„Czy nie jest to dla nas hańbiące” - pyta kilka dni temu w sejmie poseł Marcin Święcicki z Platformy Obywatelskiej - „że obradujący pod znakiem krzyża, na którym wisi Chrystus, który był uchodźcą, wbrew apelom Papieża Franciszka i Polskiego Kościoła, świętując 1050 rocznicę chrztu Polski, nasz kraj odcina się od symbolicznej pomocy uchodźcom, jaka przypadła na Polskę?” Mówca najwyraźniej nie przekonuje oponentów. Sejm przyjmuje uchwałę głosami PiS i Kukiz’15. Krytykuje w niej decyzję Rady Europejskiej o alokacji 7 tysięcy uchodźców w Polsce.

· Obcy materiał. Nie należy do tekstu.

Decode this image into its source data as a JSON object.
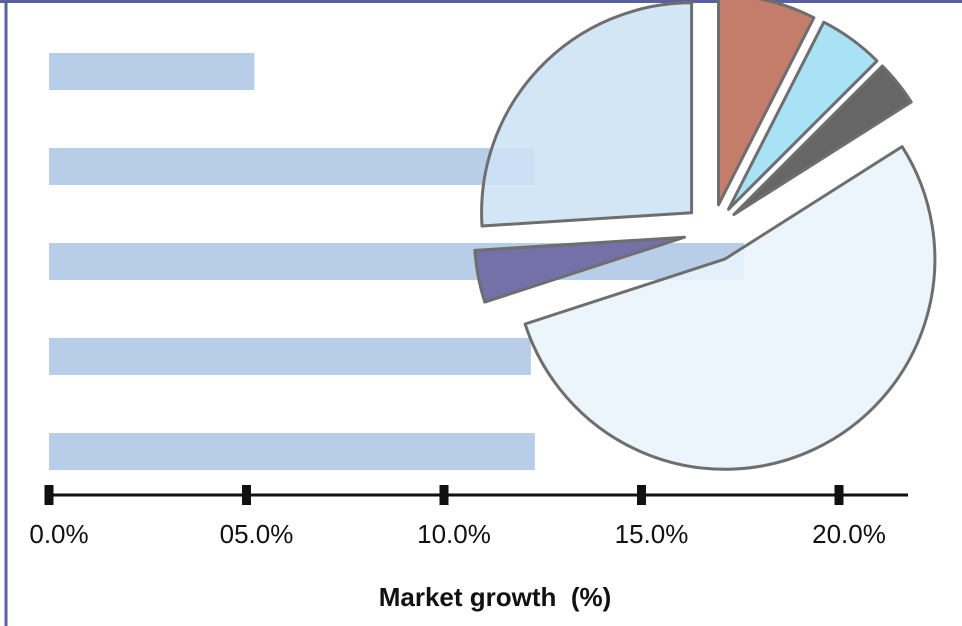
{
  "chart_data": [
    {
      "type": "bar",
      "orientation": "horizontal",
      "bar_color": "#b8cde8",
      "values": [
        5.2,
        12.3,
        17.6,
        12.2,
        12.3
      ],
      "xlim": [
        0,
        20
      ],
      "ticks": [
        0,
        5,
        10,
        15,
        20
      ],
      "tick_labels": [
        "0.0%",
        "05.0%",
        "10.0%",
        "15.0%",
        "20.0%"
      ],
      "xlabel": "Market growth  (%)"
    },
    {
      "type": "pie",
      "exploded": true,
      "slices": [
        {
          "value": 7.5,
          "color": "#c47d6b"
        },
        {
          "value": 5.0,
          "color": "#a9e2f5"
        },
        {
          "value": 3.5,
          "color": "#666666"
        },
        {
          "value": 54.0,
          "color": "#e8f4fa"
        },
        {
          "value": 4.0,
          "color": "#7470a8"
        },
        {
          "value": 26.0,
          "color": "#cde2f5"
        }
      ]
    }
  ],
  "colors": {
    "frame": "#5a5fa0",
    "axis": "#111111",
    "slice_outline": "#6e6e6e"
  }
}
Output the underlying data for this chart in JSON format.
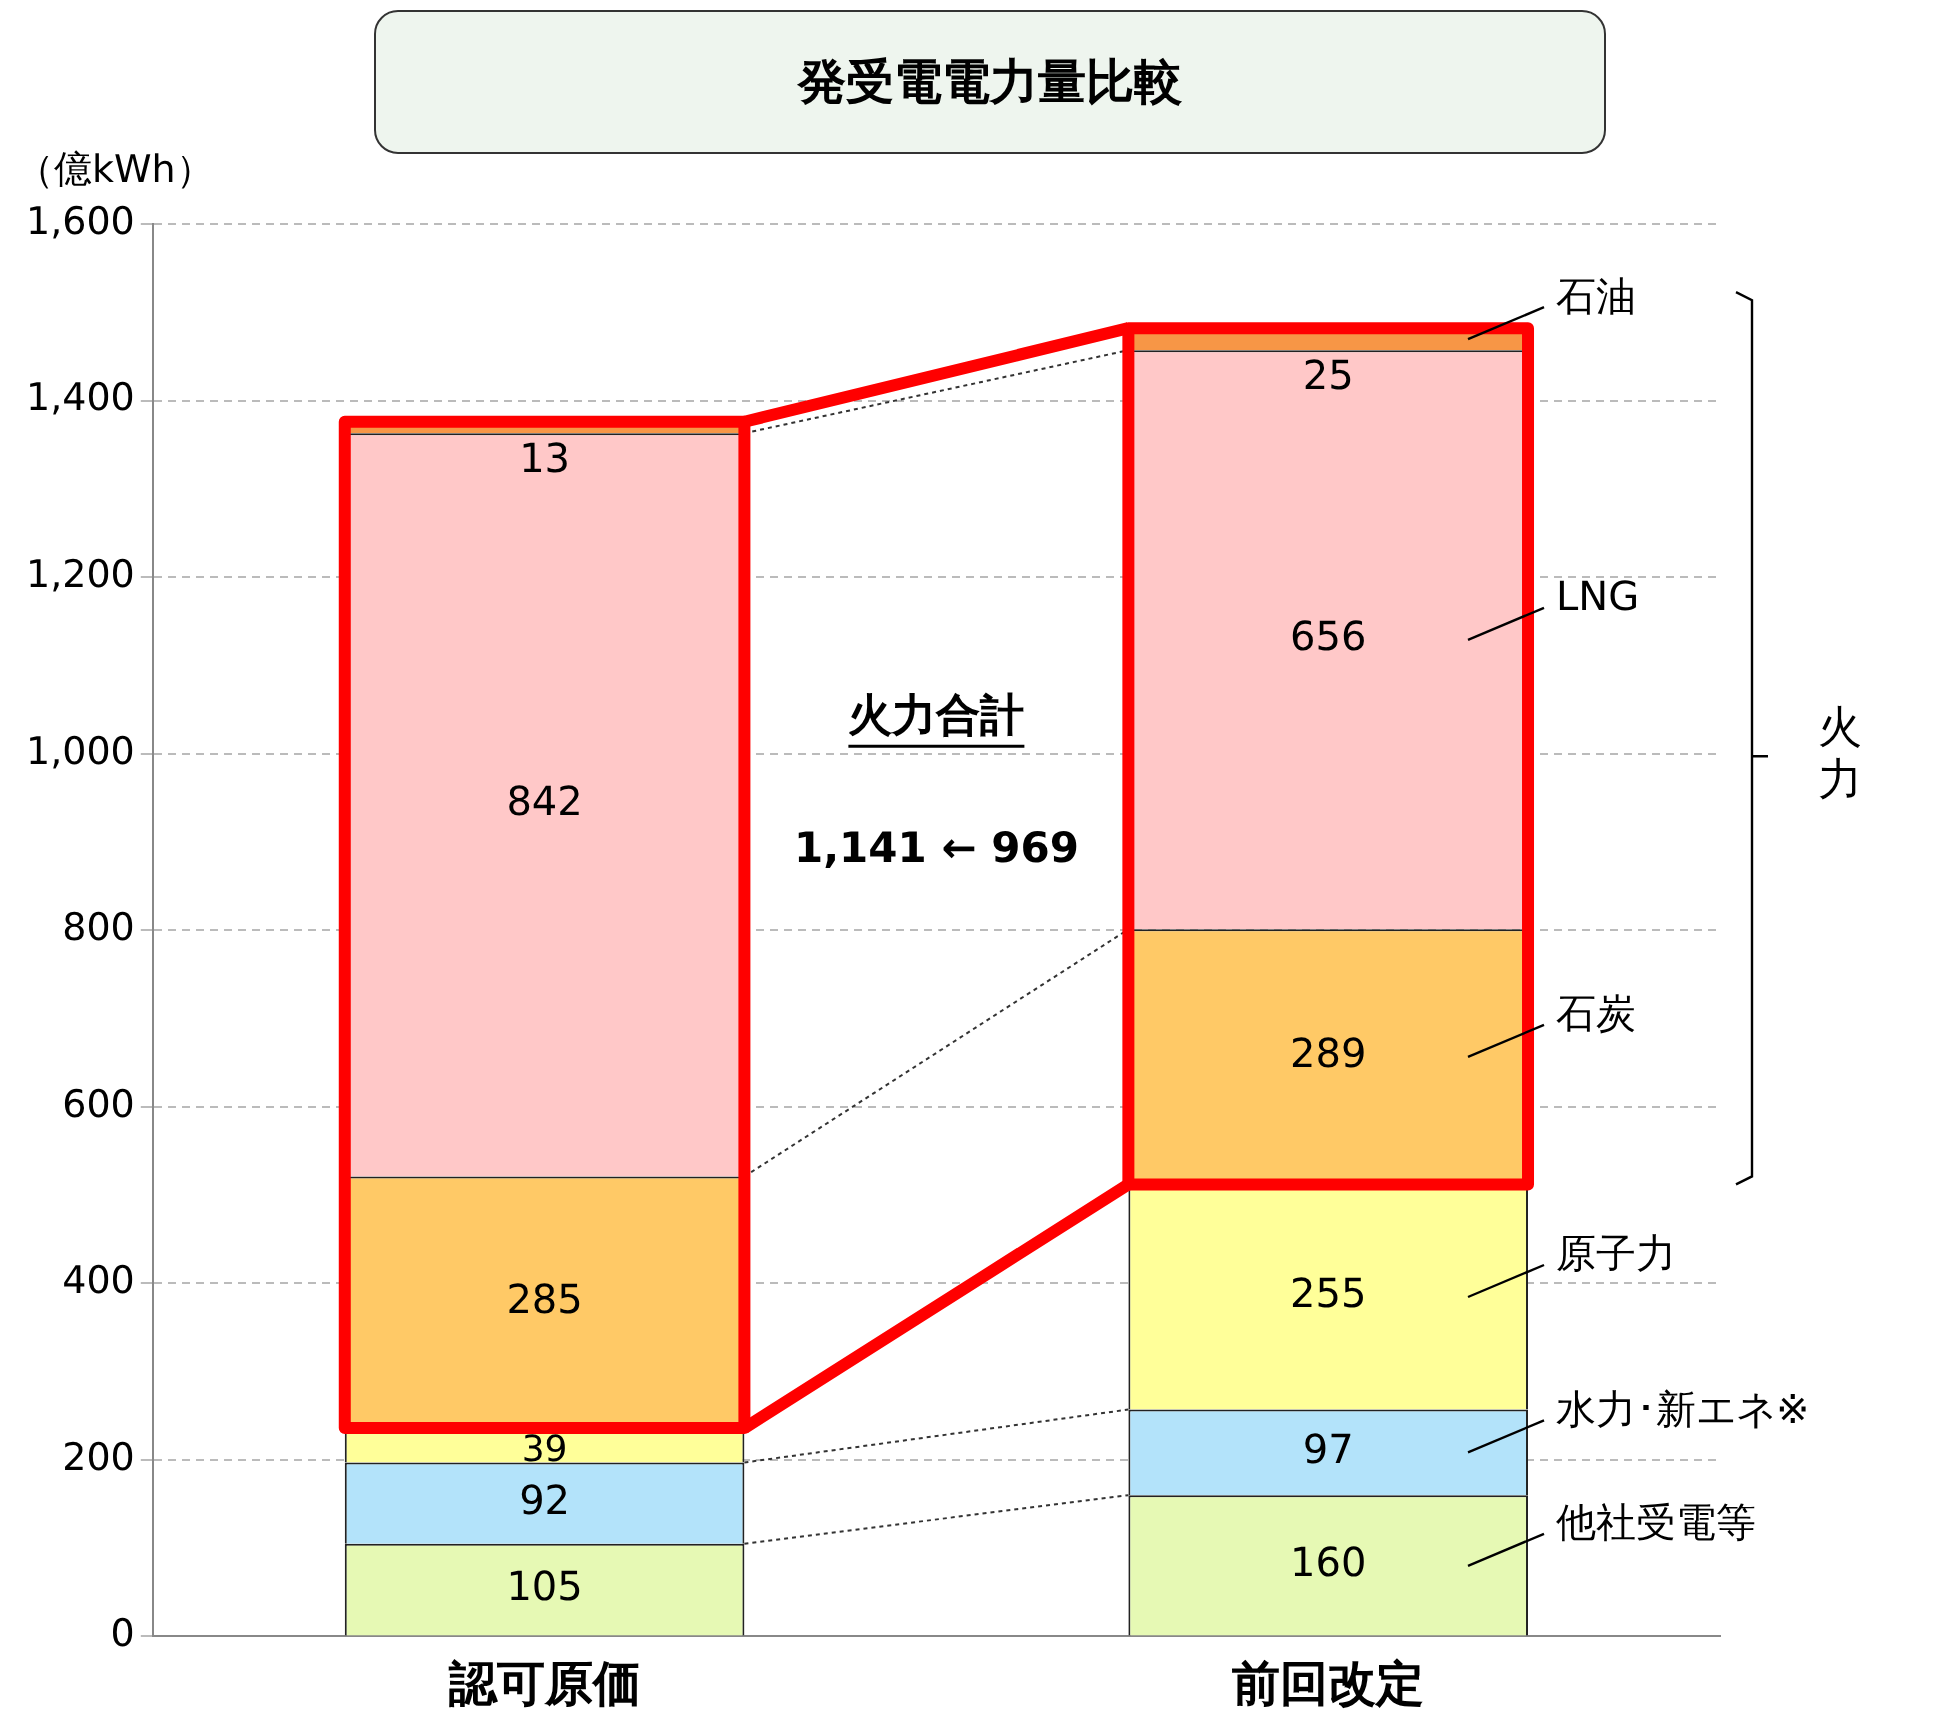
{
  "chart_data": {
    "type": "bar",
    "stacked": true,
    "title": "発受電電力量比較",
    "ylabel": "（億kWh）",
    "categories": [
      "認可原価",
      "前回改定"
    ],
    "series": [
      {
        "name": "他社受電等",
        "color": "#e6f9b4",
        "values": [
          105,
          160
        ]
      },
      {
        "name": "水力･新エネ※",
        "color": "#b3e3fa",
        "values": [
          92,
          97
        ]
      },
      {
        "name": "原子力",
        "color": "#ffff99",
        "values": [
          39,
          255
        ]
      },
      {
        "name": "石炭",
        "color": "#ffc966",
        "values": [
          285,
          289
        ]
      },
      {
        "name": "LNG",
        "color": "#ffc8c8",
        "values": [
          842,
          656
        ]
      },
      {
        "name": "石油",
        "color": "#f79646",
        "values": [
          13,
          25
        ]
      }
    ],
    "ylim": [
      0,
      1600
    ],
    "yticks": [
      0,
      {
        "value": 200,
        "label": "200"
      },
      {
        "value": 400,
        "label": "400"
      },
      {
        "value": 600,
        "label": "600"
      },
      {
        "value": 800,
        "label": "800"
      },
      {
        "value": 1000,
        "label": "1,000"
      },
      {
        "value": 1200,
        "label": "1,200"
      },
      {
        "value": 1400,
        "label": "1,400"
      },
      {
        "value": 1600,
        "label": "1,600"
      }
    ],
    "grid": "y",
    "legend": false,
    "data_labels": true,
    "annotations": [
      "火力合計",
      "1,141 ← 969",
      "火力"
    ]
  }
}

W polskiej debacie o uchodźcach padły już wszystkie możliwe argumenty. Było o europejskiej solidarności oraz humanitaryzmie, o chrześcijańskich wartościach tolerancji, apelach duchownych i o fatalnych prognozach rozwoju demograficznego, z którymi Polska musi się zmierzyć. Morze słów wylano na temat bezpodstawnych lęków, bo przecież owe zaledwie kilka tysięcy ludzi, które będą „weryfikowane przez nasze służby”, nie stanowi zagrożenia, choćby w porównaniu z rzeszami osób przybywających nad Wisłę w ruchu bezwizowym Schengen.
I co z tego? Ano nic. Ani argumenty o racji stanu, o rachunku ekonomicznym czy wreszcie wartościach, z którymi deklaratywnie identyfikuje się większość mieszkańców Polski, nie robią na nikim wrażenia. Każdy obstaje przy swoim.
Moja i twoja opowieść
W ów klincz świetnie wpisuje się wywód posła Święcickiego. To swoiste ultima ratio: czy w hierarchii argumentów może być coś więcej, niż stwierdzenie, że oto sam Syn Boży swoim życiem świadczy na korzyść jednej ze stron sporu? Najpóźniej w tym momencie widać, że debata publiczna w sprawie uchodźców (a niestety i w wielu innych sprawach) się w Polsce załamała. Przecież spory mają sens tylko wtedy, gdy analizuje się argumenty strony przeciwnej. Tymczasem spójrzmy prawdzie w oczy: już dawno nikt niczego nie analizuje. Każdy snuje po prostu własną opowieść.
Jako pisarz i publicysta z zawodu, a więc człowiek wrażliwy słowo, wyciągam z tego prosty wniosek: trzeba zmienić coś więcej niż argumenty. Choć nie jestem zwolennikiem rządzącej dziś w Polsce opcji, zgadzam się co do jej rewolucyjnych ambicji – potrzebny jest nowy początek. To już nie tylko zresetowanie komputera, ale zainstalowanie nowego systemu operacyjnego. Posługując się moim zawodowym żargonem: Polska potrzebuje nowych narracji. I Europa też.